When it’s real and deep, depiction of grief’s pain can be beautiful because its authenticity acts as a natural connector.  You’d never expect to find it portrayed so genuinely in an animated children’s film.  Geppetto’s despair at losing Carlo is a plunge; a freefall into remorse.  His work comes to an end.  His world is reduced to his cottage and Carlo’s grave.  Abject remorse tinged with madness gives him the idea to make a new son to act as a substitute for the one he lost.   This one though would be made of pine.  Fueled by alcohol and anxiety, Geppetto looks like a crazed scientist in the throes of creating a monster.  Much more the product of despair and hard times, this new son, Pinocchio, would never have a place in the pastel splendor of Disney.  This creation would reflect the times when the struggle of life can be seen in people’s faces.    

Geppetto’s replacement boy isn’t finely carved or highly polished.  He’s hastily made and crude, a stick boy with a bohemian cricket living inside him.  Strange spirits appear who can perform magic.  Soon that magic is used to satisfy primal emotional needs.   The desire of an old man for a new son and the wish of an inanimate object to live come together to produce a brash, headstrong wonder child who’s nothing like the real boy that he’s replacing.

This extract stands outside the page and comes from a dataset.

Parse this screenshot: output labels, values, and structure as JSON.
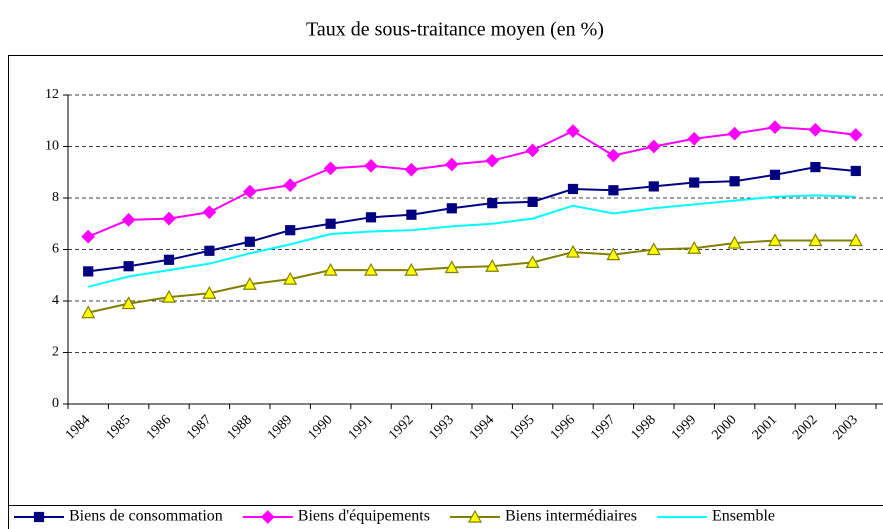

Not only does Pinocchio have a heart, he has a brain.  One that doesn’t allow him to be as obedient as Geppetto’s original son.   Pinocchio is too curious and on a fast track to simply live.  The world is big and fascinating and he wants to know all about it.  He doesn’t realize he’s a curiosity.  A wooden puppet who moves without strings and can sing and dance is ripe for a con.

The web of adventure del Toro weaves with such mastery is as full of adventure as the best Marvel project.  This film adds emotional elements that give it a richness you won’t find in any action movie.  Geppetto might be exasperated with Pinocchio initially, but his fatherly instincts soon get the better of him as he adapts to his new son’s personality.  Because he genuinely wants to please him, Pinocchio is devastated when his father calls him a burden.  He’s even willing to do things he knows he’s not interested in; like going to school.  In the end, they both make unimaginable sacrifices to be together and make each other happy. 

Wonderfully conceived, the exaggerated plot that tests Pinocchio’s moral core and the purity of his heart taps into themes anyone would relish.  Whether you still carry the innocence of childhood or have experienced the full brunt of life, Pinocchio helps reset to compass in the direction of fulfilling possibilities.  Guileless and motivated by compassion for his father, Pinocchio agrees to rejoin Count Volpe’s scandalous and decaying circus.  He’s even willing to face death so that someone else lives.  And he does it all with a child’s natural sense of fairness.  If noble hearts can beat in boys made of pine, then there’s hope for all of us.